In this study, a positive change was found in the spatio-temporal gait parameters when dorsiflexion 10° hinged AFO was worn. This suggests that dorsiflexion 10° hinged AFO improves stability and reduces the time required for feet on the ground. This is consistent with the previous studies that stable functional mobility of standing and gait make faster gait speed [33,34], Wearing AFO prevents ankle joint contracture and deformity and improves gait ability [35,36]. Kim and Park (2011) investigated the balance according to the angle of AFO, and they reported that when the bending angle of AFO was dorsiflexed 10°, the movement of the center of pressure was significantly reduced, and it positively affected the balance ability [37]. The stability of the ankle joints not only improve the balance ability by compensating for insufficient instability of the ankle [3840], but also facilitates the movement of body weight to the weight supporting legs during gait, which may have a positive impact on static and dynamic balance by reducing body asymmetry [41]. The results of these previous studies suggest that wearing dorsiflexion 10° hinged AFO increases the stability of the lower extremities supporting the body weight in the foot as well as improving the balance ability in standing; it is possible to generate sufficient propulsive force in the pre-swing phase of the opposite leg. Also, the increased dorsiflexion angle improves the foot drag in the swing phase, suggesting that other gait parameters are improved as well as stride and step length.

In this study, single and double leg support time decreased when dorsiflexion 10° hinged AFO was applied compared with wearing barefoot and regular hinged AFO. These results are similar to the results reported by Balaban et al. (2007) that showed reduction of single and double leg support time after wearing hinged AFO in a child with rigid hemiplegia cerebral palsy [7]. The dorsiflexion 10° hinged AFO regulates the alignment of the hindfoot and the midfoot during stance phase, indicating a stable weight bearing increase [42]. Like conventional orthoses, dorsiflexion 10° hinged AFO can help the heel to make stronger contact on the ground; proper contact of the heel to the ground plays an important role in maintaining ankle stability and selective control of plantar flexion and dorsiflexion, which appears to affected gait improvement [43].

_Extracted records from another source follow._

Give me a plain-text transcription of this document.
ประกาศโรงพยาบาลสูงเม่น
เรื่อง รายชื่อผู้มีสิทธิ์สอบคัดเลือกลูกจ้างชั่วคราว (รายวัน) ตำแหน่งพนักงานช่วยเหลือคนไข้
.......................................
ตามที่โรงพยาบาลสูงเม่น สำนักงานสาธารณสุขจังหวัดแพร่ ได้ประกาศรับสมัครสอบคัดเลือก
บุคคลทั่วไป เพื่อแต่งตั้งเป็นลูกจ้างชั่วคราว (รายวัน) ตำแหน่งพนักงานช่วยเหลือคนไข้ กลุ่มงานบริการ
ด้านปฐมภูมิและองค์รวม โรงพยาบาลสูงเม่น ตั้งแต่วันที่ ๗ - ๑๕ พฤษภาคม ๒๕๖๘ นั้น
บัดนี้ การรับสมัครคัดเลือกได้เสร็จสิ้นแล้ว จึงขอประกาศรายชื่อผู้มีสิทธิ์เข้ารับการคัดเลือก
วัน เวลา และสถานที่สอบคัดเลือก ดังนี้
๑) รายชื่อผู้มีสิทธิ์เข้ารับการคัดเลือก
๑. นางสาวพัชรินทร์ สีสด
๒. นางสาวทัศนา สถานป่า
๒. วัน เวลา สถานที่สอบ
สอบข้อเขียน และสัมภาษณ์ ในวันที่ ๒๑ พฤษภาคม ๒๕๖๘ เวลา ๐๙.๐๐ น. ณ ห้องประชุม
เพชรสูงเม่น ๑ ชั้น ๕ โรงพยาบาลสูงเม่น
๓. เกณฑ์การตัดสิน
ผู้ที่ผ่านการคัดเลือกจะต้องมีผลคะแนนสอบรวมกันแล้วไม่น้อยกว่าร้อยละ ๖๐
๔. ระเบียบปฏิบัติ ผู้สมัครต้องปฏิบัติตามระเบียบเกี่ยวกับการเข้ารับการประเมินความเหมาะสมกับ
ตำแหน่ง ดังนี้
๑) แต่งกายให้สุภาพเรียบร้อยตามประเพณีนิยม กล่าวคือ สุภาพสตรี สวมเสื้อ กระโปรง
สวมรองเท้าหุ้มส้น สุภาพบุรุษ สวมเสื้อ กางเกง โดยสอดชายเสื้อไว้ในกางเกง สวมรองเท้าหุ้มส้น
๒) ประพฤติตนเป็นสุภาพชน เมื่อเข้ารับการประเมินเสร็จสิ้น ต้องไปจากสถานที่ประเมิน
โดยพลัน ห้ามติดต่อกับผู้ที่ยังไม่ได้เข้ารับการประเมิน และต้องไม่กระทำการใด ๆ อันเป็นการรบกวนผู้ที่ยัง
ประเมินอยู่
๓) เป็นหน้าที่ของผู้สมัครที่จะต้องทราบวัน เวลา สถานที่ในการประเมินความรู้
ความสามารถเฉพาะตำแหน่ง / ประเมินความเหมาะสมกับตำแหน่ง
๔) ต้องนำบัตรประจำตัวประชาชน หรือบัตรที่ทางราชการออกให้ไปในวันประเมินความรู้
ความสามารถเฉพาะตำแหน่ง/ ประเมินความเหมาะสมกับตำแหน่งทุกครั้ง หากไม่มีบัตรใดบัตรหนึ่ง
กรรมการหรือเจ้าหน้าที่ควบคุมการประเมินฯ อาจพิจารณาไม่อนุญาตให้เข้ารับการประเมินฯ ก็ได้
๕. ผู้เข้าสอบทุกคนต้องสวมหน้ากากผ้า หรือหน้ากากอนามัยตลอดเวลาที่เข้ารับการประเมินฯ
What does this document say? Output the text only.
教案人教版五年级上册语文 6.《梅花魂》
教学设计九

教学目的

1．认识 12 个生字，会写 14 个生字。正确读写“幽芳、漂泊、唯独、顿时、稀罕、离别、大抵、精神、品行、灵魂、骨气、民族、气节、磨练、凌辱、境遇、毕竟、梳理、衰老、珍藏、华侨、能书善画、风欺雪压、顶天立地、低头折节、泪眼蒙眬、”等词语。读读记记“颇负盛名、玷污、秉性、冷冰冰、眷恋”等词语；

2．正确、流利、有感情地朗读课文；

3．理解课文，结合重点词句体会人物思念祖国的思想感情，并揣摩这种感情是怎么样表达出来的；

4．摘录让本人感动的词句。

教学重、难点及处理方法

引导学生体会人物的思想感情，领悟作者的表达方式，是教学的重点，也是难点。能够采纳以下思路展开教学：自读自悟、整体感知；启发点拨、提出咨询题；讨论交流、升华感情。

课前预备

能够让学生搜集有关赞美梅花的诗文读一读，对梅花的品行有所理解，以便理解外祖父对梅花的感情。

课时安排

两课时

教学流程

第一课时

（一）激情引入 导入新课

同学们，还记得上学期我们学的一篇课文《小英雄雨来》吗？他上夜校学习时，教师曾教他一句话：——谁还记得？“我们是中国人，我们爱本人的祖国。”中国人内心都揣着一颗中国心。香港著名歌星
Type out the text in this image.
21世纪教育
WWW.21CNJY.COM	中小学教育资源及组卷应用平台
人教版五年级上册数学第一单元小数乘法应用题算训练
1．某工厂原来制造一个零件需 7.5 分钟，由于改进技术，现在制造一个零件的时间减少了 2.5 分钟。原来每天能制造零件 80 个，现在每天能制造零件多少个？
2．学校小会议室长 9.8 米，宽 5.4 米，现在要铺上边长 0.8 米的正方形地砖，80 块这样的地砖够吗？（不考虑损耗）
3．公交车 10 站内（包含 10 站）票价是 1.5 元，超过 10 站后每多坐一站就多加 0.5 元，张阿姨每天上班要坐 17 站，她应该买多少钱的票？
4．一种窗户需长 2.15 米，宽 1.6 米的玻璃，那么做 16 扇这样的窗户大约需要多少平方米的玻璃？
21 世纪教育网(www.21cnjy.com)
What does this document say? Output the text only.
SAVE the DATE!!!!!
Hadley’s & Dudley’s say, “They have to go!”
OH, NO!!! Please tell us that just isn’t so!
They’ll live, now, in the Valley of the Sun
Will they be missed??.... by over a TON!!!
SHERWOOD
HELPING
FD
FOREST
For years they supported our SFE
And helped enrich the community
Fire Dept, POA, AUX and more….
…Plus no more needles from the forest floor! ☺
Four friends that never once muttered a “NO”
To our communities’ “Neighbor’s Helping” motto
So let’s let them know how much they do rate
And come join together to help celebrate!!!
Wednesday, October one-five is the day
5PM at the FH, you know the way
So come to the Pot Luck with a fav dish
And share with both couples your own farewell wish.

Therefore, we found that when the child with cerebral palsy wore the dorsiflexion 10° hinged AFO there was a positive effect on the overall gait cycle including velocity, cadence, step length, and stride length. Several other previous study results support this finding. Not all the previous studies had results consistent with our present study. The differences in results might be caused by small study sample sizes and differences in evaluation devices. However, this study only does not itself prove the positive effects of wearing a dorsiflexion 10° hinged AFO since only one patient was included. Future studies are needed on the effects of wearing a dorsiflexion 10° hinged AFO and should include a larger number of patients and should also study the quality of gait.

Conclusions

This study compared the gait abilities of a child with spastic diplegia, according to different dorsiflexion angles of a hinged AFO. It was found that gait velocity, cadence, step length, and stride length were increased, and single and double support times decreased. However, this study had several limitations: it is difficult to generalize the findings drawn from this study to all children with cerebral palsy. Therefore, it is recommended that in the future, high quality studies investigate how hinged AFOs with different dorsiflexion angles influence the gait ability of child with cerebral palsy.